Comincerà il 21 novembre il processo a Piercarlo Fabbio, al suo assessore Luciano Vandone e all'ex ragioniere capo Carlo Alberto Ravazzano. Sono accusati di falso nel rendiconto finanziario, abuso d’ufficio e truffa ai danni dello Stato. Il Comune ha dichiarato dissesto il 12 giugno
Piercarlo Fabbio (Pdl), ex sindaco di Alessandria , è stato rinviato a giudizio con l’accusa di aver “truccato” il bilancio consuntivo 2010 del Comune, per rispettare il patto di stabilità. Fabbio sarà processato il 21 novembre insieme all’ex assessore Luciano Vandone e l’ex ragioniere capo, Carlo Alberto Ravazzano, accusati di falso in bilancio, abuso d’ufficio e truffa ai danni dello Stato. Il comune, che ha dichiarato il dissesto finanziario il 12 giugno scorso, si è costituito parte civile.
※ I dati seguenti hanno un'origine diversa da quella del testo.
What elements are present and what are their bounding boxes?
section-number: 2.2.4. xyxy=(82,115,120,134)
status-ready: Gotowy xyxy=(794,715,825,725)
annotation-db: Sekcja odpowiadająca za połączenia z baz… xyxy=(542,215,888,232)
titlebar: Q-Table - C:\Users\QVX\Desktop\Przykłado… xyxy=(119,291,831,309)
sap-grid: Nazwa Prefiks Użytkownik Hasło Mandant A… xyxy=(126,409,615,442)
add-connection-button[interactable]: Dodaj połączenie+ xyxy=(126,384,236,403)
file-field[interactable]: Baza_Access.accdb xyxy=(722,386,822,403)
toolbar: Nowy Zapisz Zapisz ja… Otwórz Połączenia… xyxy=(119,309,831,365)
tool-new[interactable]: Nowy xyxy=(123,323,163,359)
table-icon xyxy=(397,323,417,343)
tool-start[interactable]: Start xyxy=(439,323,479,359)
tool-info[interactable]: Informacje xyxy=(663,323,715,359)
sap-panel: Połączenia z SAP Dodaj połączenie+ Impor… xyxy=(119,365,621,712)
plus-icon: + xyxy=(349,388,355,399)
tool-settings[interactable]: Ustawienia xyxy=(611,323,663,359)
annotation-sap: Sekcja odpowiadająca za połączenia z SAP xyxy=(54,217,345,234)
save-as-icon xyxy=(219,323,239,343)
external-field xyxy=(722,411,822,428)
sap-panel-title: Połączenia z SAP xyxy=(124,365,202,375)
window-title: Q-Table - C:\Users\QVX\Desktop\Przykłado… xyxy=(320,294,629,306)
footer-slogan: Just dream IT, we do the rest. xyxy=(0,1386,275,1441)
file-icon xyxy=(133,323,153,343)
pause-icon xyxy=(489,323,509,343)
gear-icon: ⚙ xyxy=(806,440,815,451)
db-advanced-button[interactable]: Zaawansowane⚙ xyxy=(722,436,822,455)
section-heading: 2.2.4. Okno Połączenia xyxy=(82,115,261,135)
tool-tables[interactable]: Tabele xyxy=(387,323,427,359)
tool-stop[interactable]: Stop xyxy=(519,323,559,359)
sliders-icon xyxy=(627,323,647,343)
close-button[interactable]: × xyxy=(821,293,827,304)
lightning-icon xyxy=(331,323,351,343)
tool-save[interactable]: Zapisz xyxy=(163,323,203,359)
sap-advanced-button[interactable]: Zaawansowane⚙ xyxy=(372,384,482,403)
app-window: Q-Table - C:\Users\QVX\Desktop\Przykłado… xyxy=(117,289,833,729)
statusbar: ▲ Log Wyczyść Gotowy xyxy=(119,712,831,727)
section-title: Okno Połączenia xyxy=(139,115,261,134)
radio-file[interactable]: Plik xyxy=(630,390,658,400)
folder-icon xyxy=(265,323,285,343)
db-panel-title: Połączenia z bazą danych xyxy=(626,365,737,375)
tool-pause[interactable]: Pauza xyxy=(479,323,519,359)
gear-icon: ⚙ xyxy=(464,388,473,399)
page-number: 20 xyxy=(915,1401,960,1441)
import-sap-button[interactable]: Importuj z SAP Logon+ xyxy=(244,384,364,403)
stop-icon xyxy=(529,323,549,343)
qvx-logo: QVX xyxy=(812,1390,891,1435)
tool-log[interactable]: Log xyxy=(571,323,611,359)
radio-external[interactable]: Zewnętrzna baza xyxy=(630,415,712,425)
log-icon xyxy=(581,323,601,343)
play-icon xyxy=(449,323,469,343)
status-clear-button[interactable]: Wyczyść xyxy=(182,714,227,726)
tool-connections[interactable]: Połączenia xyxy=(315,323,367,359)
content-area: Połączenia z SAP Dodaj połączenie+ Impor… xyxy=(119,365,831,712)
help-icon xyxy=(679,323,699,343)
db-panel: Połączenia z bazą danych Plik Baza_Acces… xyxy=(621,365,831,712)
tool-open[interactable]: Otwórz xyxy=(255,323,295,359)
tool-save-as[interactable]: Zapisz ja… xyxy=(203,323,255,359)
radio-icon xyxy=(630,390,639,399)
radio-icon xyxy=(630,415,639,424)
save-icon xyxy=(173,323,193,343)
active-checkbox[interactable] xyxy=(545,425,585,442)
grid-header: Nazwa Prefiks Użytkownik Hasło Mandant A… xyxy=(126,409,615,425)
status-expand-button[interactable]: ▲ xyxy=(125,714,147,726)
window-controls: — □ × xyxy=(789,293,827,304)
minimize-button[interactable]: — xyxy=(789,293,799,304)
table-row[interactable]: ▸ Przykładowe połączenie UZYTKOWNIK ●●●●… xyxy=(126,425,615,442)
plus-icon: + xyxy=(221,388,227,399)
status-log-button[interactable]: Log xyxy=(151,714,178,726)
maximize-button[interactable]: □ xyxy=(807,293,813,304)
Il “buco” ammonta a circa 200 milioni di euro. I primi dubbi sul comune di Alessandria emersero dagli accertamenti sul bilancio preventivo del 2011 e sul rendiconto del 2010. Il 29 novembre 2011 la Corte rilevò l’esistenza di molte irregolarità finanziarie da correggere entro la fine dell’anno. Il consiglio comunale cercò di adeguarsi, ma in modo insufficiente: il 17 febbraio 2012 la sezione di controllo ha certificato l’inadempimento del Comune per dichiararne il fallimento dopo molti incontri con gli ex e i nuovi amministratori.
Le anomalie contabili sono molteplici: in primis, tra il 2010 e l’anno successivo le spese sono aumentate del 40 per cento. I giudici si sono accorti che nel 2008, 2009 e 2010 erano più basse semplicemente perché i costi dei servizi erano stati messi fuori bilancio, in sostanza nuovi debiti nascosti. Poi ci sono le “stranezze” sulle entrate come quelle sulle cartolarizzazioni (vendite di immobili del patrimonio comunale) gestite da due società partecipate, la Svial srl e la Valorial srl, dove i magistrati hanno indagato su una cessione con edifici venduti a prezzi inferiori. C’è poi lo scarso impegno nel recuperare l’evasione dei tributi, il “costante regime di anticipazione alla tesoreria” (prestiti dalla Banca d’Italia) e l’eccessivo ricorso ai proventi derivati dai permessi di costruire per fare cassa.
Al disavanzo di circa 80 milioni di euro vanno aggiunti il debito fuori bilancio di quasi 27 milioni di euro, i prestiti avuti dalla tesoreria per 20 milioni e i debiti verso le partecipate per più di 52 milioni di euro, a cui si sommano “briciole” di qualche milione. In totale un buco di quasi duecento milioni di euro, avvenuto sforando per due anni il patto di stabilità.